En efecto, si bien la autoridad accionada señala que los accionantes no subsanaron las observaciones a su denuncia, se limita a cuestionar que la confutada modulación de terminación anticipada del proceso, no haya sido cuestionada y observada, por la Jueza del proceso penal; y, que los accionantes no ejercieron su derecho a objeción; sin embargo, no sustenta con base legal su afirmación, tampoco explica las razones de hecho y de derecho que sustenten su decisión, y menos se pronuncia sobre la prueba ofrecida por los accionantes como el cuaderno de investigación del caso y el CD de grabación de la audiencia del 22 de octubre de 2023, en cuanto a la exigencia de acreditar con prueba documental lo indebido o insuficientemente fundado; por lo que, evidentemente se incurre en motivación arbitraria que vulnera el derecho al debido proceso.

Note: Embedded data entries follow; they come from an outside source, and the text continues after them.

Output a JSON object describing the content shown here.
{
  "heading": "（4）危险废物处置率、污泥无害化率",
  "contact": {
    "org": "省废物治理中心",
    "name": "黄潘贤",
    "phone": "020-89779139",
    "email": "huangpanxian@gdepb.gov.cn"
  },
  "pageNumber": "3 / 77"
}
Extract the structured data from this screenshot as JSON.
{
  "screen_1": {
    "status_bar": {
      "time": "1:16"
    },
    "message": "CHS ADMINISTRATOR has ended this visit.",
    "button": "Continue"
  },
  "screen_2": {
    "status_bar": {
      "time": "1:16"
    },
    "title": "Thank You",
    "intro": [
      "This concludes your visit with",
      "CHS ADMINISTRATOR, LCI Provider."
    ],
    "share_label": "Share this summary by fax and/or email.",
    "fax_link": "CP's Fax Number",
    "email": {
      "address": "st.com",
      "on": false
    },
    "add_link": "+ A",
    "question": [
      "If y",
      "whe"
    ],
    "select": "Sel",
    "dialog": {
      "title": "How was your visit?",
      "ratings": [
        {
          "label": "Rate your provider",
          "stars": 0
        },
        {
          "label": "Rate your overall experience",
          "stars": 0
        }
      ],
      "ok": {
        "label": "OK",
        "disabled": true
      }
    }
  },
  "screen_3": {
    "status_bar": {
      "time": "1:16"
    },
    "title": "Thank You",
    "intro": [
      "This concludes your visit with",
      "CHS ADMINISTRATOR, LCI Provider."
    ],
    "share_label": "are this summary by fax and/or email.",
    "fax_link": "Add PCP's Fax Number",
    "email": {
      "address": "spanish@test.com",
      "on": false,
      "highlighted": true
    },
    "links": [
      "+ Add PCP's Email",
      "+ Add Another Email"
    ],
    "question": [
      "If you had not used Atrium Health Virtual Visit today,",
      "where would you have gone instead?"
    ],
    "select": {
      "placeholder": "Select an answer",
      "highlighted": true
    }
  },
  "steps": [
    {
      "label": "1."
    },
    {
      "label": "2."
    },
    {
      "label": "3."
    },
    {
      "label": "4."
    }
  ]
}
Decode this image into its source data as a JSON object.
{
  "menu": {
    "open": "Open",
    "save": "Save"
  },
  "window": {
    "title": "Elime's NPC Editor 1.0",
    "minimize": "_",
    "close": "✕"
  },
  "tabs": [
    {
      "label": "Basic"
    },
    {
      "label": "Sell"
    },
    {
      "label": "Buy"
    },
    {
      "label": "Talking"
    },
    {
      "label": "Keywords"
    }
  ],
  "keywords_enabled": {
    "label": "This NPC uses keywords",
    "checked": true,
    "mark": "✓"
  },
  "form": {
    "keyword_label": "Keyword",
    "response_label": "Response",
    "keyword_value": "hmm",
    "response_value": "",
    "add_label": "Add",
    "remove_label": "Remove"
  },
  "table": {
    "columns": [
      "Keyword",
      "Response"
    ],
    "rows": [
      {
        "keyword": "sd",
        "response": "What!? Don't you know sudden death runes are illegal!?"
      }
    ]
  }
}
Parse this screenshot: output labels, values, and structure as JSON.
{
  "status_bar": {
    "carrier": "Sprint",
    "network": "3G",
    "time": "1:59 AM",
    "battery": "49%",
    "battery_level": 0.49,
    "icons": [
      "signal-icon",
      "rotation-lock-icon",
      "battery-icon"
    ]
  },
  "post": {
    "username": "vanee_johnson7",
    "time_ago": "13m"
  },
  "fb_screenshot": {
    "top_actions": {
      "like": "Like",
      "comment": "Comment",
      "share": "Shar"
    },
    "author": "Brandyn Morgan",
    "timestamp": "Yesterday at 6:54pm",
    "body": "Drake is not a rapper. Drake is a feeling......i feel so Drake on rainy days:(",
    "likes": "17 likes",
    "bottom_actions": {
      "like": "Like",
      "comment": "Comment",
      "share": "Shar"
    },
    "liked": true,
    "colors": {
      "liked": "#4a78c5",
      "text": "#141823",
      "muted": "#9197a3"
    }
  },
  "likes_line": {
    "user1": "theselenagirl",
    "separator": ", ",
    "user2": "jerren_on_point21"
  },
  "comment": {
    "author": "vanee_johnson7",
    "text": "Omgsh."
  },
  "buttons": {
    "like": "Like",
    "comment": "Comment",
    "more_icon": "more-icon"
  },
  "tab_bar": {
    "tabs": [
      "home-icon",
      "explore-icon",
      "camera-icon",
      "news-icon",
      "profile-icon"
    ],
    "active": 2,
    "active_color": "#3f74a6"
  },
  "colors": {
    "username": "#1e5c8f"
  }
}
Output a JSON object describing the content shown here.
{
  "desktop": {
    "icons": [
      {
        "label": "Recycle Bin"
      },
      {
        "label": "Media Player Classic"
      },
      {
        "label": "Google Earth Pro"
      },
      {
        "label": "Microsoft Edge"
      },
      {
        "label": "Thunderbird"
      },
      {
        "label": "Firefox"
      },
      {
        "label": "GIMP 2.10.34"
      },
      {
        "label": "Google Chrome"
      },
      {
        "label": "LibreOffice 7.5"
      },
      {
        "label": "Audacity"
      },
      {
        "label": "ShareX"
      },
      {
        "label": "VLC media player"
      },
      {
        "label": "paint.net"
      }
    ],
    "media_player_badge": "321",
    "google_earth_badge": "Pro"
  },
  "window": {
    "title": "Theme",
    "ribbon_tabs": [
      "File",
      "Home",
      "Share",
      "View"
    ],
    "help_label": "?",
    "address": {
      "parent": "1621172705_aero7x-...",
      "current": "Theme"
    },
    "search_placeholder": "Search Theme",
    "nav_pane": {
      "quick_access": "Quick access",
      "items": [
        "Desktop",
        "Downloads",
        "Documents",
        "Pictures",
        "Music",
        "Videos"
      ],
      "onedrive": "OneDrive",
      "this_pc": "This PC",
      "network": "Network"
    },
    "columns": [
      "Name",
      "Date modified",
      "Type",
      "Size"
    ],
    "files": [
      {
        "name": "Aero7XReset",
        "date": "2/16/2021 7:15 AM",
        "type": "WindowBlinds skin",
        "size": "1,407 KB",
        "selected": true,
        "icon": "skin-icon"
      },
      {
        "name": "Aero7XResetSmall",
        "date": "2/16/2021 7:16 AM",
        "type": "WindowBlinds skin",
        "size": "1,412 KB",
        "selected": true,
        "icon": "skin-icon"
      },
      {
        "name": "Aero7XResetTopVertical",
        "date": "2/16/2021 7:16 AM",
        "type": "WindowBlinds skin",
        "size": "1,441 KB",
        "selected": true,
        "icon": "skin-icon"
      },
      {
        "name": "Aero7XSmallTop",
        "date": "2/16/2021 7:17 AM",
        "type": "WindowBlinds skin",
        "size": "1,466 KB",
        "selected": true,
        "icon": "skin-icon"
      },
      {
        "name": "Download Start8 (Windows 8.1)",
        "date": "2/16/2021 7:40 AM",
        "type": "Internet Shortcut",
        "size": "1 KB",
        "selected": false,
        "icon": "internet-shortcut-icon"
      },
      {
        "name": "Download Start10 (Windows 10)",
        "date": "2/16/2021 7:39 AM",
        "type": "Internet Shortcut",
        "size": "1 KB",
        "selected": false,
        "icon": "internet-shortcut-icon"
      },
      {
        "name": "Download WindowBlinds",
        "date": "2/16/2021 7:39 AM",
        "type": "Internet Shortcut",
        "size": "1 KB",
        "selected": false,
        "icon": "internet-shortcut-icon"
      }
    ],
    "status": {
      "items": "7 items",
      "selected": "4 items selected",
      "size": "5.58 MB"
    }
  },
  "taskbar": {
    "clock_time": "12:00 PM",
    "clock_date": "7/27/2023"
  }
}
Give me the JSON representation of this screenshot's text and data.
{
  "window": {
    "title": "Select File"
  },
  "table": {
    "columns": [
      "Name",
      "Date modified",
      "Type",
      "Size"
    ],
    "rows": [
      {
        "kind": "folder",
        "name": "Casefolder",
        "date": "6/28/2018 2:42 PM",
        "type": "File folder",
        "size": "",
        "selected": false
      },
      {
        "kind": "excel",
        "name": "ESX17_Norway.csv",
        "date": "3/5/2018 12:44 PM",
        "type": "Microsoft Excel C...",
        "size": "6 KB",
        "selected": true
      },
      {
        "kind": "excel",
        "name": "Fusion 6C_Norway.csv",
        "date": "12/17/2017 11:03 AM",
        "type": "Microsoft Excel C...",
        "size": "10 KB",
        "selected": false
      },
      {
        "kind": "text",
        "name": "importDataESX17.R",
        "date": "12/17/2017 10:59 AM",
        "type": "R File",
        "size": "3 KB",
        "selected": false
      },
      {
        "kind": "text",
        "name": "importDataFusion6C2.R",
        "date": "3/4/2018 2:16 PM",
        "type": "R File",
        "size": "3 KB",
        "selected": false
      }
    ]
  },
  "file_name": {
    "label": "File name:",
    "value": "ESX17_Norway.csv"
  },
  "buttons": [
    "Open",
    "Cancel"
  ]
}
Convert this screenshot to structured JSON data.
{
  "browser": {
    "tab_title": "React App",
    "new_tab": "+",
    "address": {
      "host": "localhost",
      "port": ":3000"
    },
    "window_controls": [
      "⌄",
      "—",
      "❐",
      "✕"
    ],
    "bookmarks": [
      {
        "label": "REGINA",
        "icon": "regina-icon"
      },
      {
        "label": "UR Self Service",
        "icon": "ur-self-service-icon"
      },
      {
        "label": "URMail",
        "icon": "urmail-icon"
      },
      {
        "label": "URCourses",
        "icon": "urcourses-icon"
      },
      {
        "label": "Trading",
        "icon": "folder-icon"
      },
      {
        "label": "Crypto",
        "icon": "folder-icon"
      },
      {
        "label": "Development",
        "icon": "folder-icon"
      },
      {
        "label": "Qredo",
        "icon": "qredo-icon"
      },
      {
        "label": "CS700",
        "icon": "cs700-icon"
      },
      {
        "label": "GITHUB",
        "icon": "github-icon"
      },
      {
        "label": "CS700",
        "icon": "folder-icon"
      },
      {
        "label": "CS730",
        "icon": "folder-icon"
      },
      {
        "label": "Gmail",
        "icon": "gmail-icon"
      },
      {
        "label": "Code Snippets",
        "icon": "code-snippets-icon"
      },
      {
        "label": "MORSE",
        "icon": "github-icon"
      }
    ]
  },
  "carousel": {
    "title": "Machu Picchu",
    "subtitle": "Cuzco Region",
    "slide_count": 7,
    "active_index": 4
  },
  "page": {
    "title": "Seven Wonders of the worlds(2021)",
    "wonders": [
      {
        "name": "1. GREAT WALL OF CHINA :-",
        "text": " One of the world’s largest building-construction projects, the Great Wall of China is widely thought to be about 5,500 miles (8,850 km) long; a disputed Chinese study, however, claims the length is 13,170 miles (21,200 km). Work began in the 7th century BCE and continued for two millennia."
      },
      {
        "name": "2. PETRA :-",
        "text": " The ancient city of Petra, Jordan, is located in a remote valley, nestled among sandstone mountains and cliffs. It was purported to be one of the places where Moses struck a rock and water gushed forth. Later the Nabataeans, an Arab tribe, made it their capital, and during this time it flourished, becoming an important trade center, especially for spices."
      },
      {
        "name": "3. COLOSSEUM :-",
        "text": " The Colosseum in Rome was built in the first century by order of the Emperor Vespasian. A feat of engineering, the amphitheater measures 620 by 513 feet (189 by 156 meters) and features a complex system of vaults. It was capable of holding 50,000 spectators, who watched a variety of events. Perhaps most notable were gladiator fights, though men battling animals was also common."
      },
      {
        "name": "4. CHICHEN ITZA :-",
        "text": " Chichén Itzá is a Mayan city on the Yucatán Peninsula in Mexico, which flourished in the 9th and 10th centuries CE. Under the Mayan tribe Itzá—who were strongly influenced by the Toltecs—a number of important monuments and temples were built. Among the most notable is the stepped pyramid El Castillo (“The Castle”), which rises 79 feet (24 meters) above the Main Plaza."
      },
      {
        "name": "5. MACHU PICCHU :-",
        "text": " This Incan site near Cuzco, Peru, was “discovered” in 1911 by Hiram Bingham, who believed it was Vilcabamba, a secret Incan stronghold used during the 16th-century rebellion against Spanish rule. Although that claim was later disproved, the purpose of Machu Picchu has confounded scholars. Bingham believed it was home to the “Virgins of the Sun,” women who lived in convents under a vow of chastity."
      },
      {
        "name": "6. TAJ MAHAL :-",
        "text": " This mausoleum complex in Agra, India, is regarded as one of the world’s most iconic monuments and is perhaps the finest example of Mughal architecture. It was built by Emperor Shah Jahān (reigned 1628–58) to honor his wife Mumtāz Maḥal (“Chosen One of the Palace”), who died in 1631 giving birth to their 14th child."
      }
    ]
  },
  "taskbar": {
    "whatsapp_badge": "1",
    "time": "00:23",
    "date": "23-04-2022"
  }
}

De acuerdo al Fundamento Jurídico III.2. del presenten fallo constitucional, en el marco de la debida diligencia compelía también a la autoridad sumariante accionada, considerar que la denuncia postulada por los accionantes, involucraba a una víctima menor de edad del delito de violación, y en ese contexto, examinar y evaluar la denuncia disciplinaria, en la que se le hacía conocer la actuación ilegal y arbitraria del Fiscal de Materia, a más del perjuicio ocasionado hacia la víctima, la situación de revictimización, y el temor por las represalias que pudiera efectuar el infractor; para precautelar los derechos que le asisten conforme al art. 60 de la CPE.
En ese sentido, sin efectuar mayores consideraciones, conforme se tiene establecido en el Fundamento Jurídico III.5.1 de la presente Sentencia Constitucional Plurinacional, al haberse evidenciado que el Fiscal de Materia denunciado, emitió un requerimiento conclusivo, indebido y arbitrario por cuanto el mismo se encuentra al margen de los límites legales previstos en las normas citadas de la Ley 548, corresponde al Régimen Disciplinario del Ministerio Público aplicar la potestad disciplinaria prevista en la LOMP.
En consecuencia, la Sala Constitucional al denegar la tutela, obró de manera correcta.